La sonrisa que continuaba dibujada en sus labios ya no era una sonrisa divertida sino que había tomado un aspecto siniestro. De repente, me dio mucho miedo.

—Entonces dame la factura —ordenó. Y con un lento movimiento de todo su cuerpo, me arrebató el sobre de la mano y lo pasó directamente sobre la llama de la vela más cercana. El fuego prendió en la carta y en pocos segundos las llamas ya la habían consumido. Las delgadas cenizas negras de lo que había sido la carta se esparcieron alrededor de la vela, tan lentamente como la nube de humo ascendía por el aire.

Todo en la habitación pasaba lentamente. Sentía el cerebro como si lo tuviera atrapado en una pesada quietud, como cuando una mosca intenta salir de una taza de miel. Me lagrimeaban los ojos y, cada vez que parpadeaba, los hombres parecían estar más lejos.
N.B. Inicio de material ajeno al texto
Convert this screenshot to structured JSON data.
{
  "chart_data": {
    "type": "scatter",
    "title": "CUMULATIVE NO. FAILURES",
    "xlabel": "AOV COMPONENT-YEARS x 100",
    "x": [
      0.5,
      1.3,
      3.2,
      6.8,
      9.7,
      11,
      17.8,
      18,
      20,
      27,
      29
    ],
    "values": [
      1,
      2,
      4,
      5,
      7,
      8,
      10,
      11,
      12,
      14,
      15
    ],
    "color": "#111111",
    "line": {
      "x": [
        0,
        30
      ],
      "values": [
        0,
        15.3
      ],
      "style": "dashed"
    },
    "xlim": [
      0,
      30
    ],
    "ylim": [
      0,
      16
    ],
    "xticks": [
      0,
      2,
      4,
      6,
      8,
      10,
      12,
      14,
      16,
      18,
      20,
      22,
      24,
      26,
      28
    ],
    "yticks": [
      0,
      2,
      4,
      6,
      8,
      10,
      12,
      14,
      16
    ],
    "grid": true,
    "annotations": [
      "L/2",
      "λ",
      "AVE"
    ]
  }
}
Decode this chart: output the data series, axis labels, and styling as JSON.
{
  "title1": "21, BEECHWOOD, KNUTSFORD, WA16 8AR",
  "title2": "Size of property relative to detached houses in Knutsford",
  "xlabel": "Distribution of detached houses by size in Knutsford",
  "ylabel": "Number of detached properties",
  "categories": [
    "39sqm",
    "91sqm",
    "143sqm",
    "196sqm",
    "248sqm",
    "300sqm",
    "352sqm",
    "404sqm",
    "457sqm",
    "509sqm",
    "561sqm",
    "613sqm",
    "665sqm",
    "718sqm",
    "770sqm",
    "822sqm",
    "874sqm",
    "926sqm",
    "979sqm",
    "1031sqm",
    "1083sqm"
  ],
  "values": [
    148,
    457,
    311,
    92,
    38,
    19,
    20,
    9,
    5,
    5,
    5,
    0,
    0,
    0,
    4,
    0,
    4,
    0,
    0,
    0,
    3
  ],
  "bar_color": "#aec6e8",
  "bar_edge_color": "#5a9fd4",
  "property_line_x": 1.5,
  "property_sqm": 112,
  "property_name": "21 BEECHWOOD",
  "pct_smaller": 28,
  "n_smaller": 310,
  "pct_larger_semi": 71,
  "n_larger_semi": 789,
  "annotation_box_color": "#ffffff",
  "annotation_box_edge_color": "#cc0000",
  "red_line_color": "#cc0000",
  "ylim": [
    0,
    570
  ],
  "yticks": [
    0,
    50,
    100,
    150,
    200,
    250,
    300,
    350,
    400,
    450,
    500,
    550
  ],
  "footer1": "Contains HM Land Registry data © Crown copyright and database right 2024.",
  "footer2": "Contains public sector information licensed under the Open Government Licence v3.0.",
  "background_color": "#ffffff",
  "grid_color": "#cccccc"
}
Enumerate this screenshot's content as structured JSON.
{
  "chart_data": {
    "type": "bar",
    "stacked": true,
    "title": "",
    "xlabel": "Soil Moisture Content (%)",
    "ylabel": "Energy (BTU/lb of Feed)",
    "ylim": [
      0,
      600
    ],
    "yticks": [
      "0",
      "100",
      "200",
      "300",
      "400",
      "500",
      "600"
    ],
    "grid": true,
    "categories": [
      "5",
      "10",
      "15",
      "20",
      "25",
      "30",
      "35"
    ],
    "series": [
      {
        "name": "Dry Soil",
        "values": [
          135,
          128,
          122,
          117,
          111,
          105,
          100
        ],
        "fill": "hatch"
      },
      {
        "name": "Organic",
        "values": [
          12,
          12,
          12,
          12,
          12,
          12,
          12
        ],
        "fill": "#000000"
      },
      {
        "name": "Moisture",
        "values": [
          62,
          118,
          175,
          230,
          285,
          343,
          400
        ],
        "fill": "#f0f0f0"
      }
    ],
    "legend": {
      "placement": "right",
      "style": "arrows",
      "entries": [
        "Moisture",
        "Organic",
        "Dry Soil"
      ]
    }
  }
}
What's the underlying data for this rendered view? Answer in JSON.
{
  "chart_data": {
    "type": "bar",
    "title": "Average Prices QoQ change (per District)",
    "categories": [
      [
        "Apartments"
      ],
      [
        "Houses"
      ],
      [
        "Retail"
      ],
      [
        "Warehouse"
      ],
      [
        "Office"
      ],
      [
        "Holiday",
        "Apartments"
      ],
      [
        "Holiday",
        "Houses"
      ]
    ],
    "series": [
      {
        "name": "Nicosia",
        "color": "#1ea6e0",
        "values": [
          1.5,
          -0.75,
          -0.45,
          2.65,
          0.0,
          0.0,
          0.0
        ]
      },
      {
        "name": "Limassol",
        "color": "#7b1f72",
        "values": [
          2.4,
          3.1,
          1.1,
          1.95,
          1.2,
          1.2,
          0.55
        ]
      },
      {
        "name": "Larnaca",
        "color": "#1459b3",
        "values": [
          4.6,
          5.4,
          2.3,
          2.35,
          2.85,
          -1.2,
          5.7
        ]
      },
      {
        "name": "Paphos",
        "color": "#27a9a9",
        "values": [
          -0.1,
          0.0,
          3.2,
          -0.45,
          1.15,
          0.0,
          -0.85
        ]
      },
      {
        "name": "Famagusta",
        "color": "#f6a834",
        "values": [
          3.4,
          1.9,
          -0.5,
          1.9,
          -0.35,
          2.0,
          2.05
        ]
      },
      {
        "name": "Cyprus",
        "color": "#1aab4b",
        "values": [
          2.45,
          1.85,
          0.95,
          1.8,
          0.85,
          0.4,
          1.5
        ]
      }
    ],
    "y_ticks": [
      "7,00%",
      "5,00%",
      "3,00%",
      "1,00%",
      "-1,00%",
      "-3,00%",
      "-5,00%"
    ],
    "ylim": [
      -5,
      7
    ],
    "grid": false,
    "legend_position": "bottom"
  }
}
Los cuatro sentados en las butacas se habían alejado tanto que casi los había perdido de vista más allá del horizonte.

Oí un eco y me di cuenta de que alguien me había hecho una pregunta.

—¿Qué? —dije.

—¿Hay alguien más fuera? —me preguntaba Flethick.

—No he visto a nadie —contesté frotándome los ojos.

—No vendrá aquí esta noche —dijo otro de los hombres en voz baja—. Habrá preferido las tres amigas.

—No somos suficientemente buenos, ¿verdad? —gruñó otro desde el horizonte.

—Esperará el momento oportuno. En las tres amigas no levanta sospechas.

—Siempre que la cosa no vaya mal.

El hombre sentado al fondo de la habitación parecía estar muy interesado en que nada fuera mal. Flethick chupaba su pipa y me observaba, atentamente, quizá demasiado atentamente, con unos ojos que parecían mirar más allá de mi cuerpo, hacia otra dimensión. «Está viendo mi fantasma», pensé sintiendo un escalofrío.


El Sol de Calcuta
—canturreó uno de los hombres con voz suave—. ¡
El Sol de Calcuta
! ¡Cuánta riqueza! —Se puso a reír, pero no fue para nada gracioso. Nadie rió con él, y además reía sin hacer ruido. Tan sólo le temblaba el cuerpo, como si le doliera.

—Cállate —le ordenó Flethick con voz clara y amenazante.

Se volvió hacia mí. Su imagen bailoteaba ante mis ojos. Sin mover los labios, me dijo—: Ya te puedes largar, diablillo, y si puedes recoger las cenizas de tu factura, mejor que te las lleves. —A pesar de que arrastraba las palabras, pude detectar la violencia que había en su voz—. Y no has estado nunca en esta habitación, ni tampoco has visto nunca a estos hombres. Todo ha sido un sueño. ¿Entendido?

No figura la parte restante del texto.